A “targeted” programme of human papillomavirus vaccine for men aged under 45 who have sex with men should take place in England, according to government advisors.
The Joint Committee on Vaccination and Immunisation set out the recommendation to extend the HPV vaccination programme in guidance published today.
“A targeted HPV vaccination programme for men who have sex with men aged up to 45 who attend GUM and HIV clinics should be undertaken”
In 2008, the JCVI recommended the universal HPV vaccination of girls aged 12-13 years of age in schools, along with a catch up programme for girls 13 to under 18 years of age. Since then, the committee said evidence had emerged that HPV immunisation was likely to provide protection against a wider range of HPV-related diseases, including anal, penile and oropharyngeal cancers.
But the JCVI said it was concerned that men who have sex with men were currently a group at high risk of HPV infection and associated disease who received very little indirect health benefit from the adolescent vaccination programme.
As a result, they considered the evidence on the impact and cost-effectiveness of a targeted programme of vaccinating men who have sex with men in the autumn of 2014.
In their report, they said: “Given the evidence available and the modelling work undertaken JCVI advises that a targeted HPV vaccination programme for men who ahve sex with men aged up to 45 who attend GUM and HIV clinics should be undertaken.”
However, the advisors noted that this should subject to procurement of the vaccine and delivery of the programme at a cost-effective price.
“Work is required by the Department of Health, Public Health England, local government and NHS England to identify the commissioning arrangements and potential routes for delivery of any programme to vaccinate men who have sex with men, and JCVI understands that this work may be challenging,” said the report.
“This is an important step in the right direction but it is unfortunately not enough”
It said prisoners who are men who have sex with men should also be able to access the HPV vaccine through prison sexual health services, and transgender women should be eligible.

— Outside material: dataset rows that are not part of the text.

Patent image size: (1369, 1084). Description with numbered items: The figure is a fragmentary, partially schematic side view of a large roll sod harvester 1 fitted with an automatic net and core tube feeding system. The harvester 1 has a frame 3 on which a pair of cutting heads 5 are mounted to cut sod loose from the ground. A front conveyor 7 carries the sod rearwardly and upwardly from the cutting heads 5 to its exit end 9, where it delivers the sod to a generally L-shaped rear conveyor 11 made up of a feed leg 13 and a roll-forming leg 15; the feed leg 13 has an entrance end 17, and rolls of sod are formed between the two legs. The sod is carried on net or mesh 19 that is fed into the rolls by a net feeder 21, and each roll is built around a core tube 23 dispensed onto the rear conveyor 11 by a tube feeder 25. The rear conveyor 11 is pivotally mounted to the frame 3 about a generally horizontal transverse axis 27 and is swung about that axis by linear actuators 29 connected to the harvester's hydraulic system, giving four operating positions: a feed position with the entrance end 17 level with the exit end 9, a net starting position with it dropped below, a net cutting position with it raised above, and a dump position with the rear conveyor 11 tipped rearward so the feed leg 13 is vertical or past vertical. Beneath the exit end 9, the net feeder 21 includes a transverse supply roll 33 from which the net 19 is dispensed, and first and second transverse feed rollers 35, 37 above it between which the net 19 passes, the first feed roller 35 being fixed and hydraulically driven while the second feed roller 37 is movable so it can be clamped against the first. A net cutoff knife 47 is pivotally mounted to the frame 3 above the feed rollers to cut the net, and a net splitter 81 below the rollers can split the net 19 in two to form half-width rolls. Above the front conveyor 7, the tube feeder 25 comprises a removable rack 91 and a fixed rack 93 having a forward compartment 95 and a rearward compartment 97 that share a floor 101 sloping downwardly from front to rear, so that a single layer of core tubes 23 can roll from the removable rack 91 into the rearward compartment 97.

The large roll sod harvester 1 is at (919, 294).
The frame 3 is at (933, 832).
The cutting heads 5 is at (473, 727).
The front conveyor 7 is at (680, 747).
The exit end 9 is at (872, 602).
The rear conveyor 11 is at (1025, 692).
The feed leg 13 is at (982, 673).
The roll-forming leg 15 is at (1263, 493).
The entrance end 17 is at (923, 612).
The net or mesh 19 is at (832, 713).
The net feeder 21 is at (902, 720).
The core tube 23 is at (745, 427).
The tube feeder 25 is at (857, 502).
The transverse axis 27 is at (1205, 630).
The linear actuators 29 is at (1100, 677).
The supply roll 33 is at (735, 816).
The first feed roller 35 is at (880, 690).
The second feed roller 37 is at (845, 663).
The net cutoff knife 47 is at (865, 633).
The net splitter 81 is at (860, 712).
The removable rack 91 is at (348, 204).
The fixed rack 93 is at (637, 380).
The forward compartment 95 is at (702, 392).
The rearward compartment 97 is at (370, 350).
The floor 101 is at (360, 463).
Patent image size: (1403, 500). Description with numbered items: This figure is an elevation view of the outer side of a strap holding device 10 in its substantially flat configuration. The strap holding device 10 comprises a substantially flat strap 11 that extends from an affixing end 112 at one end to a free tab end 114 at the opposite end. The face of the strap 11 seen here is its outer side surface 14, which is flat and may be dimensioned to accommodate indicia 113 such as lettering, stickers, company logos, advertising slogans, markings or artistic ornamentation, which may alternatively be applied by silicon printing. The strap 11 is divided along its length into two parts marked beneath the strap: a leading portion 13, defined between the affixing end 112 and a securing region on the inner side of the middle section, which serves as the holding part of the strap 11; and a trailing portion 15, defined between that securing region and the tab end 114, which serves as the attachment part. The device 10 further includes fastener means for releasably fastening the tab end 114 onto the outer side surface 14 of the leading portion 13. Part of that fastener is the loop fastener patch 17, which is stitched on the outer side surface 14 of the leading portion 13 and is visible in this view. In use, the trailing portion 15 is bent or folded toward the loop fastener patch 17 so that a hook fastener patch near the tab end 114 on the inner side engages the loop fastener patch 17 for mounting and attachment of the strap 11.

In addition, the JCVI said it considered that there may be “considerable benefit” in offering the HPV vaccine to some men who have sex with men over 45, sex workers, HIV positive women, and HIV positive men.
“Clinicians are able to offer vaccinations outside of the national programme using individual clinical judgement, and HPV vaccination could therefore be considered for such individuals on a case-by-case basis,” the advisors said.
They added that the Department of Health had agreed to consider their recommendations “from a national perspective” and would report back to the committee at a future date.
A spokesperson for the Department of Health said: “The HPV vaccination programme for girls is really important and expected to prevent hundreds of deaths from cervical cancer every year.
“We welcome this advice on the benefits and complexities of extending the programme to other groups and will consider the JCVI’s advice carefully and confirm our plans in due course,” they said.
The Terrence Higgins Trust welcomed the JCVI’s recommendation, but claimed the vaccine should be made available widely to all boys before they were sexually active.
Dr Shaun Griffin, the charity’s executive director external affairs, said: “This is an important step in the right direction but it is unfortunately not enough.
“We need a gender-neutral vaccination programme so that all boys are covered,” he added.
Meanwhile, the JCVI also published a statement on adult pneumococcal vaccination in the UK, concluding there should be no changes “at this time”.